Эпоха принципата оказалась благоприятной для наук, но не для ораторского искусства. Еще в начале 46 г. до н. э. в диалоге «Брут» Цицерон жалуется на упадок риторики, на то, что «красноречие смолкло». Сам великий оратор справедливо связывал это с упадком республиканской свободы в годы диктатуры Цезаря. Если в республике выступить обвинителем или защитником на громком судебном процессе значило сделать первый шаг в политической карьере, то во времена Августа красноречием уже нельзя было достичь ни славы, ни богатства. Занять видное положение в государстве было намного легче угождением принцепсу, чем произнесением пусть даже самых лучших речей. Шумные процессы вроде суда над Верресом, острые политические схватки сошли на нет, и вместе с ними исчезли пламенные и возвышенные инвективы и панегирики. Из оружия в политической борьбе риторика при Августе становилась «чистым искусством»: все более часты были теперь риторические состязания, турниры ораторов, к которым учителя риторики специально готовили своих учеников. Тогда-то впервые зал, где выступал оратор, стали называть «аудиториум», а преподавателя красноречия — «профессор». Темы этих публичных выступлений риторы черпали из истории или из других областей, далеких от повседневности, стремясь привлечь слушателей неожиданностью сюжета и искусностью аргументации.

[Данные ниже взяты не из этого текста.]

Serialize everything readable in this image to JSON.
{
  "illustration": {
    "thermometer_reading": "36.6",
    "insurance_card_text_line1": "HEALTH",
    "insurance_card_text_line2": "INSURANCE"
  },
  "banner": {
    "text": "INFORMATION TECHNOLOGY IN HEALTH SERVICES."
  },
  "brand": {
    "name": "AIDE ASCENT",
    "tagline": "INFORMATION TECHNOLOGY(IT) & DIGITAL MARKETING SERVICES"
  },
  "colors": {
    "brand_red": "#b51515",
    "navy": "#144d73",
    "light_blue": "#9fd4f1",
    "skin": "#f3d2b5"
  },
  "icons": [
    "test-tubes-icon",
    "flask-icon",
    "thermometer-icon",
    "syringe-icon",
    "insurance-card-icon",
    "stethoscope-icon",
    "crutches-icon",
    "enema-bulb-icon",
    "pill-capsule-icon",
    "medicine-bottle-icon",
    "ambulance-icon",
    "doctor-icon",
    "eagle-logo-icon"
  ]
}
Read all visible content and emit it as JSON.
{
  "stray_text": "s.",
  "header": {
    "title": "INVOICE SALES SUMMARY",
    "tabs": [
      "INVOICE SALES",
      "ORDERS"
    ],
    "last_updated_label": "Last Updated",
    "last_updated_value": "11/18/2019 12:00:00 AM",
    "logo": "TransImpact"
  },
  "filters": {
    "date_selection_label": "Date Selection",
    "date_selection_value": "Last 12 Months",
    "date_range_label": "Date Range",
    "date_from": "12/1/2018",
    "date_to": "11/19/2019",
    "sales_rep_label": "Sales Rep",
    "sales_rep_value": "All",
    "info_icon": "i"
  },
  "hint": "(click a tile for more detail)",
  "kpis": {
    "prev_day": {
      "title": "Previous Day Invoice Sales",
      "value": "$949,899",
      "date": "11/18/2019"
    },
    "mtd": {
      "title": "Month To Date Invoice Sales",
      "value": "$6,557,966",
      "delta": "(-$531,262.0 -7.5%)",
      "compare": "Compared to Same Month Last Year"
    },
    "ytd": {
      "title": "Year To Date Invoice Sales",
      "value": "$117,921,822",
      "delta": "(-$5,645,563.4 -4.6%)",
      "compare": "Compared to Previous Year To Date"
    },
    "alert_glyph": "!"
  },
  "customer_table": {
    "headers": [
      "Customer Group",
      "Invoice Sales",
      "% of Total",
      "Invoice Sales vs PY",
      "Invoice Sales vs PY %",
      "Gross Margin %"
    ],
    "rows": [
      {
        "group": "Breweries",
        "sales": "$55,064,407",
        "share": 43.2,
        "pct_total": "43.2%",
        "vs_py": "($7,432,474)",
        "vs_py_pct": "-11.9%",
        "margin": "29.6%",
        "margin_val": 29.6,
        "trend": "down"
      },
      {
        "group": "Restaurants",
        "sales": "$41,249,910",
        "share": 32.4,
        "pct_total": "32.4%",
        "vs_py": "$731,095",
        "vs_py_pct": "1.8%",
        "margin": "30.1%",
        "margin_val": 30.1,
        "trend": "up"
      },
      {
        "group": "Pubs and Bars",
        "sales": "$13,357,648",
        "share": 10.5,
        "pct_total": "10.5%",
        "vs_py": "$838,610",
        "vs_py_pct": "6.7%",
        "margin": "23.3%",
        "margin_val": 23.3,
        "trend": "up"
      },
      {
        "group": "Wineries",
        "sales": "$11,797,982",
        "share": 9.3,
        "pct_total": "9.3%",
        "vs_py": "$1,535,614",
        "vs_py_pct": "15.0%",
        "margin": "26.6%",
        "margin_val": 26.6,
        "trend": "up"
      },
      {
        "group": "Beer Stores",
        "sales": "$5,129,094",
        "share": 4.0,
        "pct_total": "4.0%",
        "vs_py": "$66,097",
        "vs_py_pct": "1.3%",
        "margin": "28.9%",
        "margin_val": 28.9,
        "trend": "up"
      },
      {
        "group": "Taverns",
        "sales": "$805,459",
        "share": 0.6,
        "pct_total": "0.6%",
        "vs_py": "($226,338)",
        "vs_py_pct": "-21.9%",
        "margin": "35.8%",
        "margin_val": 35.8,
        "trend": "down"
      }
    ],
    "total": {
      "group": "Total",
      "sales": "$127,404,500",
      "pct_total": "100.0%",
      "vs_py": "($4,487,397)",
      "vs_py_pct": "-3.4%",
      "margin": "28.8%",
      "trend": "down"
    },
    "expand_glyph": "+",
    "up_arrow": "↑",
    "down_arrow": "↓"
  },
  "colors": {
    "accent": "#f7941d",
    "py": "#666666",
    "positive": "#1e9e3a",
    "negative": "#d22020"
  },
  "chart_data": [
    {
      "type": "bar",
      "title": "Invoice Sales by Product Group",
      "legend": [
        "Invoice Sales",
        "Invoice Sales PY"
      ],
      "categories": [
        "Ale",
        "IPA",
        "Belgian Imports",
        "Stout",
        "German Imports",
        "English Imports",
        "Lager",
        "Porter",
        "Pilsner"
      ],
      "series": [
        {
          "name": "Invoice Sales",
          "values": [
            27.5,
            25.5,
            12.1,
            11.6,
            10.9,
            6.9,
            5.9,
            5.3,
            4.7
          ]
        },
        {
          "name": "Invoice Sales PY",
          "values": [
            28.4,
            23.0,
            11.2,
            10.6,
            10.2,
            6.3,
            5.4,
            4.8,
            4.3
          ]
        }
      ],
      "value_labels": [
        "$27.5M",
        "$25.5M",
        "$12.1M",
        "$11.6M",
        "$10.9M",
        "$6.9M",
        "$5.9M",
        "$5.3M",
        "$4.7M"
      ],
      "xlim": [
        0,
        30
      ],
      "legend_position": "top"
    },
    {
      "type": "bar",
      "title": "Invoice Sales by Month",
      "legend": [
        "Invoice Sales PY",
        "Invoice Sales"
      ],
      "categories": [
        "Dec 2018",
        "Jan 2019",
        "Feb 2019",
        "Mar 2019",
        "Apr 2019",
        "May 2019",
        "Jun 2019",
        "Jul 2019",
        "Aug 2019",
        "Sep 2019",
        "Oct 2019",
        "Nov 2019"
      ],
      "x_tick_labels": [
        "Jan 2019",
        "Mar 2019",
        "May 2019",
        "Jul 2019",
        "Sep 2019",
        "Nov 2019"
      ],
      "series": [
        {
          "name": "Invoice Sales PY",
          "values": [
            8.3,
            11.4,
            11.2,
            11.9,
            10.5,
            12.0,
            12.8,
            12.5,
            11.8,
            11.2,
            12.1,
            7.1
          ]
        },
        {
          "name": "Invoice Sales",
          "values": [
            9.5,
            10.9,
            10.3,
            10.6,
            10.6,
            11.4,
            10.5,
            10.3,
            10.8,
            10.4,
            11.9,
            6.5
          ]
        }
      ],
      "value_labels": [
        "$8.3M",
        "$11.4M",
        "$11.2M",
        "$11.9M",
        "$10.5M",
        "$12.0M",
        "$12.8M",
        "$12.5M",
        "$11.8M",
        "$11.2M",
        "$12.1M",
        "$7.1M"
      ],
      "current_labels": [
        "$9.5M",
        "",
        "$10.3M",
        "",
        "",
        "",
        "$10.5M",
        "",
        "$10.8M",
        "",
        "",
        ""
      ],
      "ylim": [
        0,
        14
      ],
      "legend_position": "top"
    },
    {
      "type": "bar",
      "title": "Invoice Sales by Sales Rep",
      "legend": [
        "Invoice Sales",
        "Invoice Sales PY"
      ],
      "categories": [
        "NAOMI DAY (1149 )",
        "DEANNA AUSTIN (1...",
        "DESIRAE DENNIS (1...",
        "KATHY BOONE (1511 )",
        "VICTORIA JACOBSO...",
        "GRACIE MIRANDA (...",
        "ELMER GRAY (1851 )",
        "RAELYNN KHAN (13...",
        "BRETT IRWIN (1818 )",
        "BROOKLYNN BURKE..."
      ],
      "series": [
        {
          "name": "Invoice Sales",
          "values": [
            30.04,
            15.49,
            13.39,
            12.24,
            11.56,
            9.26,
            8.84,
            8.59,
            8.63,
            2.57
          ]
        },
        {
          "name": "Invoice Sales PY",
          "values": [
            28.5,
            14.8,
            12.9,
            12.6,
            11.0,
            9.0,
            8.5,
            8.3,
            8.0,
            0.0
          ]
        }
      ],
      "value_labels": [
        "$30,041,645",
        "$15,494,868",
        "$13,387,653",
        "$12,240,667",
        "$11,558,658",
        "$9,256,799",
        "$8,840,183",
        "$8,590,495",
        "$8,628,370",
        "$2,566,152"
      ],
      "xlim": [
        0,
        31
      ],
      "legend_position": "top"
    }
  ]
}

Вытесненное с Форума, ораторское искусство утвердилось отныне в аудиториях, где знаменитые тогда риторы Аврелий Фуск, учитель Овидия, Марк Порций Латрон из Испании или Луций Цестий Пий из Смирны, считавшийся лучшим оратором после Цицерона, блистали перед молодежью, привлекая десятки и сотни слушателей. Известно, что ученики Цестня Пия просто заучивали наизусть речи учителя, а из речей Цицерона читали только те, на которые Цестий написал «ответы». А ученики ритора Бланда стремились даже иметь такой же цвет лица, как у их кумира, в пили специальный отвар, придававший их лицам необходимую. бледность.
ИСТОРИОГРАФИЯ
Высшим достижением римской прозы эпохи Августа явились 142 книги обширного исторического труда Тита Ливия, вместившие в себя почти восемь веков истории Рима «от основания города» (так обычно и называют это сочинение) до 9 г. н. э. Дидактическую и морали заторе кую цель своего труда историк определяет в предисловии к 1-й книге: «В том и состоит главная польза и лучший плод знакомства с событиями минувшего, что видишь всякого рода поучительные примеры в обрамлении величественного целого; здесь и для себя, и для государства ты найдешь чему подражать, здесь же — чего избегать…» По мнению Ливия, в древней истории Рима можно было найти немало примеров, достойных подражания. Историк всей душой устремляется в глубь прошлого, дабы «хоть на время» отвлечься «от зрелища бедствий, свидетелем которых столько лет было наше поколение». Славное и величественно-суровое минувшее Рима он противопоставляет «той недавней поре, когда силы народа, давно уже могущественного, истребляли сами себя».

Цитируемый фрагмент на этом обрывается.